Başat Bir Fantastik Eser Ve Onun İlk Tercüme Numunesi – Süleyman Volkan Gün’ün Çevirisiyle: Tigana 25

Bunu Paylaşın

“Evlilikleri birlikte kutsayan Eanna ve Adaon, böyle bir şeyin asla gerçekleşmemesini isterler,” dedi Rovigo dindar bir şekilde. “Yatak sipariş edildi, yapıldı ve Festival biter bitmez gönderilmeye hazır.”

“O zaman Ejderha rahat uyuyacak ve Taccio kurtulacak,” diye mırıldandı Alessan, çocuk kukla gösterisinin sonundaki “ahlaki ders” için kullanılan o gür sesi taklit ederek.

“Ama,” dedi arabadan gelen yumuşak, hâlâ eğlenen bir kadın sesi, “zavallı Ingonida’dan neden bu kadar korktuğunuzu gerçekten bilmiyorum. Rovigo, bu gece görgü kurallarından tamamen yoksun muyuz? Bu insanları soğukta ve karanlıkta mı bekleteceğiz?”

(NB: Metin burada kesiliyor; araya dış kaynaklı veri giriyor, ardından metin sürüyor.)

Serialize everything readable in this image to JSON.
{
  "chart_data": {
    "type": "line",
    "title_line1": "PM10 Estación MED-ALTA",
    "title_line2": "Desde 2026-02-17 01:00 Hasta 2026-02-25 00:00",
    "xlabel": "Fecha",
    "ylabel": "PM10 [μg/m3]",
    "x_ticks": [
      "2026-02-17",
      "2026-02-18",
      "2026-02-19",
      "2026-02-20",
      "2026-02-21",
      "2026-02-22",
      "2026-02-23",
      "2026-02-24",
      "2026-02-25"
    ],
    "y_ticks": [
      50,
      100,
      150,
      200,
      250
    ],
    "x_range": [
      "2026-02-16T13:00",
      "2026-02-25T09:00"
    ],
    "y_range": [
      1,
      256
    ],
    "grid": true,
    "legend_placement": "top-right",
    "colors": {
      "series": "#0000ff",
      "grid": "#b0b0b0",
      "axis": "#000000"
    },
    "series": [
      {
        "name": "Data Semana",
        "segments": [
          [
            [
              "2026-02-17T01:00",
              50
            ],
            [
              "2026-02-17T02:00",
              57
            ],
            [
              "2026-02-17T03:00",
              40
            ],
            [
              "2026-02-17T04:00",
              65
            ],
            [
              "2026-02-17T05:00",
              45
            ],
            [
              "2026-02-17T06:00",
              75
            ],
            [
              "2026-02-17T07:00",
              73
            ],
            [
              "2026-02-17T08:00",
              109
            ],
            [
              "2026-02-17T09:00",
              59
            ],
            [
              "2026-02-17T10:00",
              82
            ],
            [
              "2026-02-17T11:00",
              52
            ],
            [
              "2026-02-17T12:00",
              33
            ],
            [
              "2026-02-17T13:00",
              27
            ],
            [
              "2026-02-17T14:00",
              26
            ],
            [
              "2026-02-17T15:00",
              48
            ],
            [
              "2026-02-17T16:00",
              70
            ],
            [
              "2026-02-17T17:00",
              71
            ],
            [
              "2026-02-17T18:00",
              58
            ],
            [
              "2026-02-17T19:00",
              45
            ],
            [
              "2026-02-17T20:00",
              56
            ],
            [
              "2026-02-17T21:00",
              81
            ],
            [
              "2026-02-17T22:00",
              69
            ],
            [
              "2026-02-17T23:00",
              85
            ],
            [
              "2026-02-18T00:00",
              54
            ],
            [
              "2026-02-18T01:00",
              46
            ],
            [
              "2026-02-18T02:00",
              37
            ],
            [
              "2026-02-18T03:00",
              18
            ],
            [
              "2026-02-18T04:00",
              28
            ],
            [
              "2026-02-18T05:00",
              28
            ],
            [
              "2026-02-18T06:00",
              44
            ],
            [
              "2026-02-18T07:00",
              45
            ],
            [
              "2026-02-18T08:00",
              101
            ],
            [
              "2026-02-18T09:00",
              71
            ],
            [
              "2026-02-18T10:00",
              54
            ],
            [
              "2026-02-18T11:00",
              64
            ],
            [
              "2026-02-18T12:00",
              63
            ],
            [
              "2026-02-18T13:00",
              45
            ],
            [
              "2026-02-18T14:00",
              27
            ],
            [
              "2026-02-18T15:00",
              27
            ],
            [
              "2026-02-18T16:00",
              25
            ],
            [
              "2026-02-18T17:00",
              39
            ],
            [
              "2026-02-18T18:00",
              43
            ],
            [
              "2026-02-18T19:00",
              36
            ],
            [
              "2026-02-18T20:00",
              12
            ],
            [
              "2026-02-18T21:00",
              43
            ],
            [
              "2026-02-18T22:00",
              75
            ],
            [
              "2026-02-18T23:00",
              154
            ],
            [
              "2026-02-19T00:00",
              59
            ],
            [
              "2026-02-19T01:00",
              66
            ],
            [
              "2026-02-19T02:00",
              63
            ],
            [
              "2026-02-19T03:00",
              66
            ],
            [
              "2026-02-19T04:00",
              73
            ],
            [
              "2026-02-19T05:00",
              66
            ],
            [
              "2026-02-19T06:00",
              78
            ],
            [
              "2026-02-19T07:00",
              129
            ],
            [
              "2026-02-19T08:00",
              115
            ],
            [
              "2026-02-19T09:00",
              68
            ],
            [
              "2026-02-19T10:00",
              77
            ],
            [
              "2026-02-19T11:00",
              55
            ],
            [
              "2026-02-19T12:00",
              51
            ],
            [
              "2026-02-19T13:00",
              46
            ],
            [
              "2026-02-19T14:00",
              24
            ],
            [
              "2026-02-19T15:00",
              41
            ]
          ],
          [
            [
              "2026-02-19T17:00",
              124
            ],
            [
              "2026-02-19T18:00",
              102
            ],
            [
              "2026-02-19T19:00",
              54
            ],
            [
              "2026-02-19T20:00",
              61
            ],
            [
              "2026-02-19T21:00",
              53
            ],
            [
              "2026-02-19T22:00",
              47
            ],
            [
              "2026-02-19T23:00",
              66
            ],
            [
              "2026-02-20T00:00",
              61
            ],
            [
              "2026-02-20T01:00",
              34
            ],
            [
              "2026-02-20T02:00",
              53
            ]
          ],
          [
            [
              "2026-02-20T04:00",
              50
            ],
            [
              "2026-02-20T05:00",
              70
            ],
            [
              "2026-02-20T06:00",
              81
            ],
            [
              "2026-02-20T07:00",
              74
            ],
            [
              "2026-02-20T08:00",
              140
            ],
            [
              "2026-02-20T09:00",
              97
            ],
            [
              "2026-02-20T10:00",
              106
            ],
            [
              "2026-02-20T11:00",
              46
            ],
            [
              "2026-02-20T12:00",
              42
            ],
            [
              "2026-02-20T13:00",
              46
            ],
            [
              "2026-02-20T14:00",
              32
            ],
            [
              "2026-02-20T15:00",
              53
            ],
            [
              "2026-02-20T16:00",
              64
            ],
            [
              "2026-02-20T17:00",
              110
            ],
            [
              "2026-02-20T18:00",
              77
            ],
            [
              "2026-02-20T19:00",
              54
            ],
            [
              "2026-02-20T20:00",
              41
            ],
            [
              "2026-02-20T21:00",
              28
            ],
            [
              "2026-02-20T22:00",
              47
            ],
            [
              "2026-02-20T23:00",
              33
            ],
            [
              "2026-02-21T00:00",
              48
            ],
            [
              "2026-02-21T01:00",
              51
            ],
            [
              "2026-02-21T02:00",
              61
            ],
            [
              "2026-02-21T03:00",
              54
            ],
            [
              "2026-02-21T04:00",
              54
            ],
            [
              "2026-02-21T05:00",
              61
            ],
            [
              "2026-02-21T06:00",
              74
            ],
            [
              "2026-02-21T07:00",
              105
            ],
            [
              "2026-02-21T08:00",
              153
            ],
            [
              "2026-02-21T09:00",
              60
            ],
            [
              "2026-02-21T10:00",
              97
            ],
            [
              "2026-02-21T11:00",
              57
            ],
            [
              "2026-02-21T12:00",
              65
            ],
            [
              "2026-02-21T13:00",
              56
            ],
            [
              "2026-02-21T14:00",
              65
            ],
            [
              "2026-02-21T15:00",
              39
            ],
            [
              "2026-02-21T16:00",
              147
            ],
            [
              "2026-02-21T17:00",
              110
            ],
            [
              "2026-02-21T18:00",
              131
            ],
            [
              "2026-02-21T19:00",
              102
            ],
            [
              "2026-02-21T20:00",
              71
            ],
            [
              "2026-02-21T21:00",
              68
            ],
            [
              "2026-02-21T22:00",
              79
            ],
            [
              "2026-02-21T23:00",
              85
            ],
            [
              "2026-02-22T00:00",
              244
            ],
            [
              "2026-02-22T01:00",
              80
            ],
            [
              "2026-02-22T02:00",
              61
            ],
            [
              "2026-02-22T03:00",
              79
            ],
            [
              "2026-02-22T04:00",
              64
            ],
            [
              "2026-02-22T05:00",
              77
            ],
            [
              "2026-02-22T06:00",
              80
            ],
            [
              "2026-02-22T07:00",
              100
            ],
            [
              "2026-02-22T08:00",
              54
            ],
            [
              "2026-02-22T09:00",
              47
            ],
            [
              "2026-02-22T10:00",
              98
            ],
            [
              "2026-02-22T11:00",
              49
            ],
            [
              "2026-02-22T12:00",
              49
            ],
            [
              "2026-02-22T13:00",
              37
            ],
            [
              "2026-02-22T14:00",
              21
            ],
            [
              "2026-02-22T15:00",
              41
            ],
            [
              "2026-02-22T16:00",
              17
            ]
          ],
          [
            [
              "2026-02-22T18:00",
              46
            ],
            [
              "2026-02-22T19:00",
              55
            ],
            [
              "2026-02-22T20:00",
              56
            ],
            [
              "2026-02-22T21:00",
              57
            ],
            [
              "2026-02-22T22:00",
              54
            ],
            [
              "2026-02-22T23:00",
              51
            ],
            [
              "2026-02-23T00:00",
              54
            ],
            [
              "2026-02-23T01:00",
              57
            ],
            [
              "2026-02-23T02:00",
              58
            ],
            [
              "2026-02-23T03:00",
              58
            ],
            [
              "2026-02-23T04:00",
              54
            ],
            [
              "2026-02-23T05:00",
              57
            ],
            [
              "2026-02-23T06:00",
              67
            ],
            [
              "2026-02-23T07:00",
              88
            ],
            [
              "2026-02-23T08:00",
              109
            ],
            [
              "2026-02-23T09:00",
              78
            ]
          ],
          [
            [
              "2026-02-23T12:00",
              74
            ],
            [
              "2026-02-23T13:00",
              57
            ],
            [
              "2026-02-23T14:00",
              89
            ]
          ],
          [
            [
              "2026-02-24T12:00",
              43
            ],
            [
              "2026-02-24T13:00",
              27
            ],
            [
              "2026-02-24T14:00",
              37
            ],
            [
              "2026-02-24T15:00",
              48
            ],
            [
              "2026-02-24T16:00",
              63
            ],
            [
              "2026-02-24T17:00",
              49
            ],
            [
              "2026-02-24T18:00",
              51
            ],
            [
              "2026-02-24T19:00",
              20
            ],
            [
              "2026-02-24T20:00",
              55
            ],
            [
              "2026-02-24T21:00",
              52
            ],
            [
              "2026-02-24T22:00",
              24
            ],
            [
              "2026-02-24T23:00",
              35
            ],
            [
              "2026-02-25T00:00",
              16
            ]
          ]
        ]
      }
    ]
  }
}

“Kesinlikle hayır, sevgilim,” diye bağırdı kocası aceleyle. “Alix, beynimi uyuşturan tek şey öfkeli Ingonida’nın hayaliydi.” Devin sırıtmaktan kendini alamadığını fark etti; Catriana bile, her zamanki abartılı kayıtsız ifadesini gevşetmiş gibiydi.

“Şehre mi dönüyordunuz?” diye sordu Rovigo.

İlk dikkat edilmesi gereken an gelmişti ve Alessan bu anın idaresini ona bıraktı. “Öyleydik,” dedi Devin. “Kafamızı boşaltmak ve gürültüden kaçmak için uzun bir yürüyüşe çıkmıştık ama şehre tekrar girmeye neredeyse hazırdık.”

“Üçünüzün de bütün gece hayranlar tarafından kuşatılmış olduğunu tahmin ediyorum,” dedi Rovigo.

“Belirli bir miktar üne kavuşmuş gibiyiz,” diye itiraf etti Alessan.

“Aslında,” dedi Rovigo içtenlikle, “şaka bir yana, kutlamalara tekrar katılmak isterseniz anlarım; ayrıldığımızda tepe noktasına yakın bile değillerdi. Elbette bütün gece devam edecek, ama itiraf etmeliyim ki küçükleri çok geç saatlere kadar yalnız bırakmak istemiyorum ve talihsiz büyük kızım Alais, aşırı heyecanlandığında seğirme ve bayılma nöbetleri geçiriyor.”

“Ne kadar üzücü,” dedi Alessan ciddi bir yüz ifadesiyle.

“Baba!” diye yumuşak ve ısrarlı bir itiraz geldi arabadan.

“Rovigo, hemen kes şunu, yoksa uykunda üzerine bir leğen pis su boşaltırım,” dedi annesi, ama Devin’in tahminine göre gerçek bir öfkeyle değil.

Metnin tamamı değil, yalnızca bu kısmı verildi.